Nearly seven weeks after she went missing, searchers combed the woods along the Chester Creek Trail on Monday in a new effort to find Letitia Ann Baxter, an Anchorage woman who was last seen walking away from her sister's house near downtown on a sunny afternoon.
Very little is known about what might have happened to the lifelong Anchorage resident, last seen on Aug. 3.
Police have mounted small searches for the 63-year-old along the Chester Creek trail system, said Anchorage Police Department spokeswoman Anita Shell, turning up nothing. No leads have come in over the police CrimeStoppers tip line. And nothing suggests that she was a victim of a crime, said police detective Slawomir Markiewicz.
Baxter "flat-out disappeared," said Shell.
What police do know, said Markiewicz, is that Letitia Baxter was a woman of routines. One of them was walking on Anchorage's trail system, especially the Chester Creek trail.

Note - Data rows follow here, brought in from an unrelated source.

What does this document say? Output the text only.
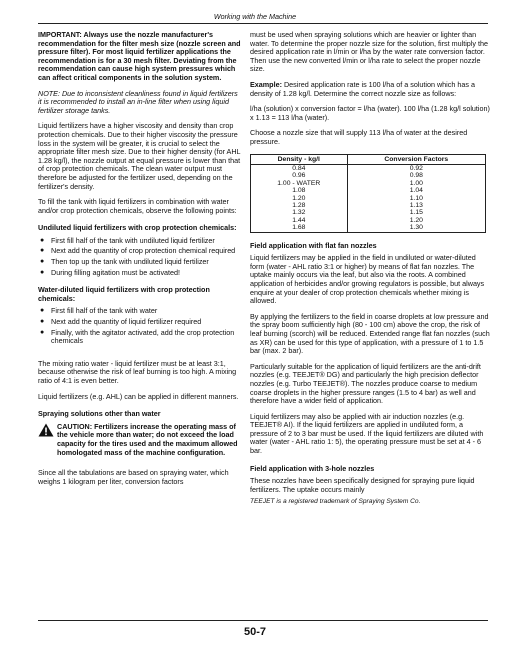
Working with the Machine

IMPORTANT: Always use the nozzle manufacturer's recommendation for the filter mesh size (nozzle screen and pressure filter). For most liquid fertilizer applications the recommendation is for a 30 mesh filter. Deviating from the recommendation can cause high system pressures which can affect critical components in the solution system.

NOTE: Due to inconsistent cleanliness found in liquid fertilizers it is recommended to install an in-line filter when using liquid fertilizer storage tanks.

Liquid fertilizers have a higher viscosity and density than crop protection chemicals. Due to their higher viscosity the pressure loss in the system will be greater, it is crucial to select the appropriate filter mesh size. Due to their higher density (for AHL 1.28 kg/l), the nozzle output at equal pressure is lower than that of crop protection chemicals. The clean water output must therefore be adjusted for the fertilizer used, depending on the fertilizer's density.

To fill the tank with liquid fertilizers in combination with water and/or crop protection chemicals, observe the following points:

Undiluted liquid fertilizers with crop protection chemicals:
● First fill half of the tank with undiluted liquid fertilizer
● Next add the quantity of crop protection chemical required
● Then top up the tank with undiluted liquid fertilizer
● During filling agitation must be activated!
Water-diluted liquid fertilizers with crop protection chemicals:
● First fill half of the tank with water
● Next add the quantity of liquid fertilizer required
● Finally, with the agitator activated, add the crop protection chemicals

The mixing ratio water - liquid fertilizer must be at least 3:1, because otherwise the risk of leaf burning is too high. A mixing ratio of 4:1 is even better.

Liquid fertilizers (e.g. AHL) can be applied in different manners.

Spraying solutions other than water
CAUTION: Fertilizers increase the operating mass of the vehicle more than water; do not exceed the load capacity for the tires used and the maximum allowed homologated mass of the machine configuration.

Since all the tabulations are based on spraying water, which weighs 1 kilogram per liter, conversion factors

must be used when spraying solutions which are heavier or lighter than water. To determine the proper nozzle size for the solution, first multiply the desired application rate in l/min or l/ha by the water rate conversion factor. Then use the new converted l/min or l/ha rate to select the proper nozzle size.

Example: Desired application rate is 100 l/ha of a solution which has a density of 1.28 kg/l. Determine the correct nozzle size as follows:

l/ha (solution) x conversion factor = l/ha (water). 100 l/ha (1.28 kg/l solution) x 1.13 = 113 l/ha (water).

Choose a nozzle size that will supply 113 l/ha of water at the desired pressure.

Density - kg/l	Conversion Factors
0.84	0.92
0.96	0.98
1.00 - WATER	1.00
1.08	1.04
1.20	1.10
1.28	1.13
1.32	1.15
1.44	1.20
1.68	1.30
Field application with flat fan nozzles

Liquid fertilizers may be applied in the field in undiluted or water-diluted form (water - AHL ratio 3:1 or higher) by means of flat fan nozzles. The uptake mainly occurs via the leaf, but also via the roots. A combined application of herbicides and/or growing regulators is possible, but always enquire at your dealer of crop protection chemicals whether mixing is allowed.

By applying the fertilizers to the field in coarse droplets at low pressure and the spray boom sufficiently high (80 - 100 cm) above the crop, the risk of leaf burning (scorch) will be reduced. Extended range flat fan nozzles (such as XR) can be used for this type of application, with a pressure of 1 to 1.5 bar (max. 2 bar).

Particularly suitable for the application of liquid fertilizers are the anti-drift nozzles (e.g. TEEJET® DG) and particularly the high precision deflector nozzles (e.g. Turbo TEEJET®). The nozzles produce coarse to medium coarse droplets in the higher pressure ranges (1.5 to 4 bar) as well and therefore have a wider field of application.

Liquid fertilizers may also be applied with air induction nozzles (e.g. TEEJET® AI). If the liquid fertilizers are applied in undiluted form, a pressure of 2 to 3 bar must be used. If the liquid fertilizers are diluted with water (water - AHL ratio 1: 5), the operating pressure must be set at 4 - 6 bar.

Field application with 3-hole nozzles

These nozzles have been specifically designed for spraying pure liquid fertilizers. The uptake occurs mainly

TEEJET is a registered trademark of Spraying System Co.
50-7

"She liked using trails," he said. "That's why the focus is there."
Monday's effort, which included 16 people and four dogs, was led by the APD's volunteer Auxiliary Search Team and Alaska Search and Rescue Dogs. Searchers plan to canvass trail areas between Goose Lake and Cook Inlet arm-to-arm.
Baxter's disappearance is suspicious because she has no history of going missing and her family believes she would get in touch if she was leaving the area, Shell said.

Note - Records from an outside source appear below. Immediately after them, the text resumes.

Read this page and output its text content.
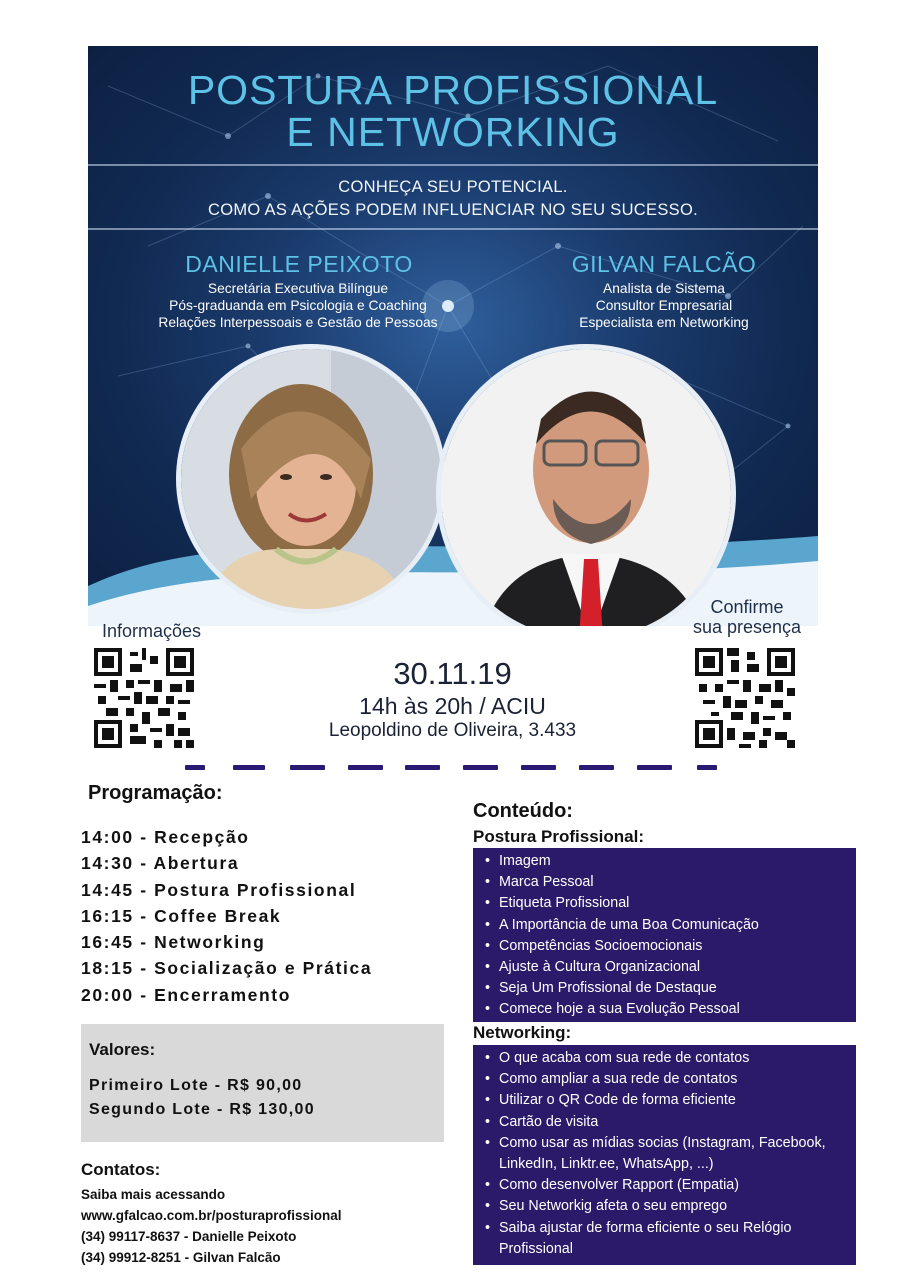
POSTURA PROFISSIONAL
E NETWORKING
CONHEÇA SEU POTENCIAL.
COMO AS AÇÕES PODEM INFLUENCIAR NO SEU SUCESSO.
DANIELLE PEIXOTO
Secretária Executiva Bilíngue
Pós-graduanda em Psicologia e Coaching
Relações Interpessoais e Gestão de Pessoas
GILVAN FALCÃO
Analista de Sistema
Consultor Empresarial
Especialista em Networking
Informações
Confirme
sua presença
30.11.19
14h às 20h / ACIU
Leopoldino de Oliveira, 3.433
Programação:
14:00 - Recepção
14:30 - Abertura
14:45 - Postura Profissional
16:15 - Coffee Break
16:45 - Networking
18:15 - Socialização e Prática
20:00 - Encerramento
Valores:
Primeiro Lote - R$ 90,00
Segundo Lote - R$ 130,00
Contatos:
Saiba mais acessando
www.gfalcao.com.br/posturaprofissional
(34) 99117-8637 - Danielle Peixoto
(34) 99912-8251 - Gilvan Falcão
Conteúdo:
Postura Profissional:
• Imagem
• Marca Pessoal
• Etiqueta Profissional
• A Importância de uma Boa Comunicação
• Competências Socioemocionais
• Ajuste à Cultura Organizacional
• Seja Um Profissional de Destaque
• Comece hoje a sua Evolução Pessoal
Networking:
• O que acaba com sua rede de contatos
• Como ampliar a sua rede de contatos
• Utilizar o QR Code de forma eficiente
• Cartão de visita
• Como usar as mídias socias (Instagram, Facebook, LinkedIn, Linktr.ee, WhatsApp, ...)
• Como desenvolver Rapport (Empatia)
• Seu Networkig afeta o seu emprego
• Saiba ajustar de forma eficiente o seu Relógio Profissional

"We fear something has happened to her," she said.
Baxter, a slim, athletic woman who once drove to South America and, in the 1980s, owned a farm in Hawaii, was street-smart and deeply familiar with Anchorage's urban greenbelts, according to her family. A world-traveler, Baxter always made Anchorage her home base, said her brother-in-law Bill Cross. Her parents, Ruth and Von Baxter, homesteaded in Anchorage in the 1940s. Baxter Road, Baxter Bog and Baxter Elementary are named after the family.
Baxter would often walk or ski the roughly two miles between her home in the 2300 block of Eagle Street in the North Star neighborhood and her younger sister's home near the downtown Delaney Park Strip. On the sunny afternoon of August 3, she had stopped by to visit her sister and brother-in-law as she did once or twice a week, Cross said.
They chatted about "inconsequential things," he said, perhaps their gardens.
It was such a routine visit that both have had a hard time recalling what Baxter was wearing at the time.
"What top she was wearing is something my wife has thought quite deeply about," he said.
Baxter left around 1:15 p.m. after telling her sister she had plans to walk a few blocks downtown for some errands.
She hasn't been seen or heard from since.
While Cross has said that Baxter may have been suffering from depression, he doesn't think she wanted to harm herself. She was active and healthy and had been with her boyfriend for more than 20 years. They hiked to places like Flattop and traveled Outside to visit state parks. She worked "when she needed to" for a temp agency on the North Slope, he said, but wasn't working at the time.
"She had a wonderful lifestyle," Cross said.
Seven weeks on, family members say they are grateful to searchers but adjusting to a "certain grim awareness" of how long Baxter has been gone. They hear stories of people who suddenly surface after weeks or months missing that stoke what Cross calls a "golden ember of hope."
"We hope we can have some kind of a fabulous story like that, too," Cross said.